Erker estimates that 30% of acres in the state will be abandoned due to drought. With an estimated average of 28.6 bushels per acre, that comes out to a projected 40.1-million-bushel crop for the state. That’s almost 30 million bushels lower than last year’s 69.56-million-bushel crop.
He says farmers are holding onto wheat acres as best as they can, because there’s just not enough moisture in some southern Colorado counties to get another crop like millet or corn up and growing.
Kent Lawrence, a director on the Nebraska Wheat Board, reported his state’s estimate that of the 930,000 acres planted to wheat, the Nebraska Wheat Board estimates this crop will produce 36.9 million bushels, with an estimate of a 41-bushel-per-acre average for the state.
Low disease pressure
If there is one bright spot in all this, it’s that farmers aren’t facing a whole lot of disease pressure. It’s just too dry for rusts to flare up, even if they blow in from the south. There’s not enough morning dew to sustain them.

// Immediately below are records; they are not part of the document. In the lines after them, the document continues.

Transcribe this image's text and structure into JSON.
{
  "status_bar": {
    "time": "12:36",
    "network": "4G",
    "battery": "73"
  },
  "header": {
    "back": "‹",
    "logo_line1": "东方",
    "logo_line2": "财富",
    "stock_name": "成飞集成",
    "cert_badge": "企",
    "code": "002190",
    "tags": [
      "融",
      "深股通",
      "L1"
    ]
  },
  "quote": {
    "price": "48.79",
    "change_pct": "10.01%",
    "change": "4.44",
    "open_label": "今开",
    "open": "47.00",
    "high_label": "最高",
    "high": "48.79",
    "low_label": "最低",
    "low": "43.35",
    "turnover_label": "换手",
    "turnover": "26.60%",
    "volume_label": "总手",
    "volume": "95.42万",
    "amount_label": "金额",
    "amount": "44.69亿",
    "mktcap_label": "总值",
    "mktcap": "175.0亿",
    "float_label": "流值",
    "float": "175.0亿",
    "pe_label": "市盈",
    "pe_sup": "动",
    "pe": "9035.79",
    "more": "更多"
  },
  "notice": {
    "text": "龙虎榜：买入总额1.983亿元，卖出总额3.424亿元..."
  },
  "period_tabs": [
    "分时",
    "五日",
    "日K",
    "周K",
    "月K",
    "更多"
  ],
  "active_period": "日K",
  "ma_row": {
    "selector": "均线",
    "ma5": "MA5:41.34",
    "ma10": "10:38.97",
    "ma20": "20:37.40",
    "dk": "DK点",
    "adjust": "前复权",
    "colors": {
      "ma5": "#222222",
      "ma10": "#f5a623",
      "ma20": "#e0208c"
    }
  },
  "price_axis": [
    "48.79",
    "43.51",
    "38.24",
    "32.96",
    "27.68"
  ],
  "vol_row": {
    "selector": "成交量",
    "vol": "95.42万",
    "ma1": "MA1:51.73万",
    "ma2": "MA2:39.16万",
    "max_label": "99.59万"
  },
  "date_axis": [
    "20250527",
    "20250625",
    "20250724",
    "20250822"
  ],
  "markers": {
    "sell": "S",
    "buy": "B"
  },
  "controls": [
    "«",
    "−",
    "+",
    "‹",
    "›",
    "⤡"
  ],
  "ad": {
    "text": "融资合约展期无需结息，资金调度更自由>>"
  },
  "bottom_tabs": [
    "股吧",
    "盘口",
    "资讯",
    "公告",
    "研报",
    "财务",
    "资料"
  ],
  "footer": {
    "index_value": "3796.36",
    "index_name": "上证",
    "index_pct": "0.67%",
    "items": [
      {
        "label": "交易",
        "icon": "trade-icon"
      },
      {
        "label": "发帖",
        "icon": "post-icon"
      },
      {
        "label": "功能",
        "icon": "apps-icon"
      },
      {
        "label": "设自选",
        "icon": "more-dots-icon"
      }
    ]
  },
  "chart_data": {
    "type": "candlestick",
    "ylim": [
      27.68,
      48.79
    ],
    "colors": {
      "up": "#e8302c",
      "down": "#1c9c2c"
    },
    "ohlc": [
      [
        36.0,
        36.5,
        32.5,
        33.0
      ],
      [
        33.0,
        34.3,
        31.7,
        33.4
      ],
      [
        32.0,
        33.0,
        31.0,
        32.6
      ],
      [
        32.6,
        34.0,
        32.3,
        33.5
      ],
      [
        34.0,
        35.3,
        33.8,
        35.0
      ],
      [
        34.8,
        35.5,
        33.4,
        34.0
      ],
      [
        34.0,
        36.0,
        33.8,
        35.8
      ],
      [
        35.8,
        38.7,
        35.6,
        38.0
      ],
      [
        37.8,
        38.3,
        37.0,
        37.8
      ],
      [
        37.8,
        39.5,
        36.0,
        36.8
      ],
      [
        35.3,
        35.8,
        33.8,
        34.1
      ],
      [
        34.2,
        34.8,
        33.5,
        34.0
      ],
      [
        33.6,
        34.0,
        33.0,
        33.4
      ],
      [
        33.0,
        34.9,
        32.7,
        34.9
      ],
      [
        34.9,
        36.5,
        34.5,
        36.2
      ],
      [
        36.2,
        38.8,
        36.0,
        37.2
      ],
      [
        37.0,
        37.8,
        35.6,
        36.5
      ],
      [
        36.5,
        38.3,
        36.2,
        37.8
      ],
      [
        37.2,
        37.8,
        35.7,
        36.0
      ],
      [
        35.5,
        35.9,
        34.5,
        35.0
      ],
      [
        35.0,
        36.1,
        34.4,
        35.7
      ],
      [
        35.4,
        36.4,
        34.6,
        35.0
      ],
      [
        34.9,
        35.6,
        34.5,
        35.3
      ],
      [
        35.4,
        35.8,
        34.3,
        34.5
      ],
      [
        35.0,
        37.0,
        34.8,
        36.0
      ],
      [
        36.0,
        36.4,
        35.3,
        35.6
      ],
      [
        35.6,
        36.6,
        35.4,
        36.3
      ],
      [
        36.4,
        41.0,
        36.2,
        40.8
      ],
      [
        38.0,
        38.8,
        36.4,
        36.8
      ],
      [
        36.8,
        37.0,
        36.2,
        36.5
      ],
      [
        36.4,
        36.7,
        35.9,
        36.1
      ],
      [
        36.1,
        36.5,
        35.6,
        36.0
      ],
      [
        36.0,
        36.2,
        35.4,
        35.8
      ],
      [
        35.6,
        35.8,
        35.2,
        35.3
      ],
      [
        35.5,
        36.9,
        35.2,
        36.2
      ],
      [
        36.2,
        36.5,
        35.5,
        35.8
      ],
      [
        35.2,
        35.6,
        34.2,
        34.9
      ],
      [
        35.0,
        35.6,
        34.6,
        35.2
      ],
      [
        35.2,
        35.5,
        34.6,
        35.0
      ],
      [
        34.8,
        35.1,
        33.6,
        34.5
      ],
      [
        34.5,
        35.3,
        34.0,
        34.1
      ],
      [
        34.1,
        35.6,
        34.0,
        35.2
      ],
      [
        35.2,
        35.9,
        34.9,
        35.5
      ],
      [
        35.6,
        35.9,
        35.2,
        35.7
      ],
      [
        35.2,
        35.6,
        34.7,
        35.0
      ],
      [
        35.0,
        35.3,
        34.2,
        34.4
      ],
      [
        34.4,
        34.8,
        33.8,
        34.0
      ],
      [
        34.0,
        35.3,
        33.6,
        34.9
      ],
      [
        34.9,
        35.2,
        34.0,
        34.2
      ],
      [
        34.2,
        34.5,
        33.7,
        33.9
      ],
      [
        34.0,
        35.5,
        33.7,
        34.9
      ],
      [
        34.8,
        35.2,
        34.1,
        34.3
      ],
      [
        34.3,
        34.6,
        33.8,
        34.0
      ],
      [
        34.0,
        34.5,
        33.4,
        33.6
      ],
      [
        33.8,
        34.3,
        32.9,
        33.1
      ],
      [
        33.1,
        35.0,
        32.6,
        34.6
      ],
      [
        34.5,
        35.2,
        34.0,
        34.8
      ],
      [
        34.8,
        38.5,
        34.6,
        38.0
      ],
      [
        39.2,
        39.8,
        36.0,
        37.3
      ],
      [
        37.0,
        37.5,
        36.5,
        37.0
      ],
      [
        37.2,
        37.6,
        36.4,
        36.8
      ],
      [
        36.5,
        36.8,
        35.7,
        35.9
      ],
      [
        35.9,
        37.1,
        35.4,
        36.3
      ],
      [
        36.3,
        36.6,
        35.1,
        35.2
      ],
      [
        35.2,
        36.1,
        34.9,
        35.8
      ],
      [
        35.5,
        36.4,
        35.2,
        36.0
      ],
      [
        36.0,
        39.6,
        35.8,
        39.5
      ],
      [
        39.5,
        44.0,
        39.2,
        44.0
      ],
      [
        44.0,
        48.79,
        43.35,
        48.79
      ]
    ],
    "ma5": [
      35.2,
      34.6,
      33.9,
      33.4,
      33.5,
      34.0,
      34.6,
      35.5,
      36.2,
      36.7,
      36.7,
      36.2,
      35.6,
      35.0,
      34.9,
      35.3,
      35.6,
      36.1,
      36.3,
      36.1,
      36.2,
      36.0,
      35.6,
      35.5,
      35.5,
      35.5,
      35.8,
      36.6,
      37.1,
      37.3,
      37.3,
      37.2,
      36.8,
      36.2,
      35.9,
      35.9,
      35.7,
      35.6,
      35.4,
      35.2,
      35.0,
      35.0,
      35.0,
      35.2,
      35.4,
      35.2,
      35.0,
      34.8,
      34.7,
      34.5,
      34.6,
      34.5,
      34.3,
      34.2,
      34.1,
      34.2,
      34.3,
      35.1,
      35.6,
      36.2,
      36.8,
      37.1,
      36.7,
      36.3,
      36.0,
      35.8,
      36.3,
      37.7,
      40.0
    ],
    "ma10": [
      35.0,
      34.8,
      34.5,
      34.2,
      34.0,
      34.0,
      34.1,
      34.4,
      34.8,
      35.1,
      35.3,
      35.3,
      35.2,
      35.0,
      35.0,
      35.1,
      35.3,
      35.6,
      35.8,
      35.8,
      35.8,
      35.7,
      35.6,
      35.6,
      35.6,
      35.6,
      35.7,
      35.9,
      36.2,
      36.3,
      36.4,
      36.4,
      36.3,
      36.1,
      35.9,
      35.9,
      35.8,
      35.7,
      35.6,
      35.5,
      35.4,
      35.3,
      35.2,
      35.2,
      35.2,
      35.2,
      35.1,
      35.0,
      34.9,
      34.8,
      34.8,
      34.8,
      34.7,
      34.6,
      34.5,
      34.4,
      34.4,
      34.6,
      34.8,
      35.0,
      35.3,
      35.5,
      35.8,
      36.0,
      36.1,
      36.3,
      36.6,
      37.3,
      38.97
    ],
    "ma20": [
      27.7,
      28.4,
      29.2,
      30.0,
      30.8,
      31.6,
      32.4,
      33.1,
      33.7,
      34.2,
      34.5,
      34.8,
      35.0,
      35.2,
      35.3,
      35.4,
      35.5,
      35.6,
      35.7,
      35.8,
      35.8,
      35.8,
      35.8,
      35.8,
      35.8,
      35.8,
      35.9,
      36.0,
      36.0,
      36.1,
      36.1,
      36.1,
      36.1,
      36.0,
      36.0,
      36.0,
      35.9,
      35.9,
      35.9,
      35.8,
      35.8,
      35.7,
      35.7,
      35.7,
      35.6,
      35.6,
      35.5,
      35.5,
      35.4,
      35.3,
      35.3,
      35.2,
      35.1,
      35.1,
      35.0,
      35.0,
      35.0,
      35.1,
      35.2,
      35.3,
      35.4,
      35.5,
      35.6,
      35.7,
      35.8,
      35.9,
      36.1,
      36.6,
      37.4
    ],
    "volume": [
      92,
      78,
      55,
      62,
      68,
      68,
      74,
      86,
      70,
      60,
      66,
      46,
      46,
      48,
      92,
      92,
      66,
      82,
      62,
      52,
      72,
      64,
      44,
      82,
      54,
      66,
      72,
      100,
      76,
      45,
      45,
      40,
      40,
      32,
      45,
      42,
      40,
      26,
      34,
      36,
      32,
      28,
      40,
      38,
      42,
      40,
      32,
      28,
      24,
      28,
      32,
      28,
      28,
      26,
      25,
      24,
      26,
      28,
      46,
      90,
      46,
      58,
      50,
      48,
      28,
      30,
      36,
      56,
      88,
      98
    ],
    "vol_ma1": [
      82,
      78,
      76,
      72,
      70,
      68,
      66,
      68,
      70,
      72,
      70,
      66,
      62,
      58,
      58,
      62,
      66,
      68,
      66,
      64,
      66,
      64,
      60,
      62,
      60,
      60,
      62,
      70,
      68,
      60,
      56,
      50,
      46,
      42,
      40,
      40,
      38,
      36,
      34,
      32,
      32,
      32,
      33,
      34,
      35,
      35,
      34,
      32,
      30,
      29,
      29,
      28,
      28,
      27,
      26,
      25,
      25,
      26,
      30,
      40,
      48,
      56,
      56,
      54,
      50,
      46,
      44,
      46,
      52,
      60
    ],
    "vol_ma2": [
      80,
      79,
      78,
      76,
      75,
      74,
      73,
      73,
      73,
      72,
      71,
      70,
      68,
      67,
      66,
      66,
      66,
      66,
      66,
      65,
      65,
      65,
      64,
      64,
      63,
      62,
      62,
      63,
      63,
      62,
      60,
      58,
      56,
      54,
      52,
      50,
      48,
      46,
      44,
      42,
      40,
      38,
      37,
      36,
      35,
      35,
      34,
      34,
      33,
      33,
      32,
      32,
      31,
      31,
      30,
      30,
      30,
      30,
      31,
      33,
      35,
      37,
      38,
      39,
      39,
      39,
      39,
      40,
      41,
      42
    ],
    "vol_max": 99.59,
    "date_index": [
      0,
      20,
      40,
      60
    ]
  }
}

Romulo Lollato, Kansas State University Extension wheat and forages specialist, adds that while rusts aren’t a problem, there are reports farther east in the southern half of the state of wheat streak mosaic virus — which is unusual. The tour will expect to see signs of that tomorrow, (Wednesday, May 18), as it travels south from Colby, and then crosses the state to the east to end in Wichita.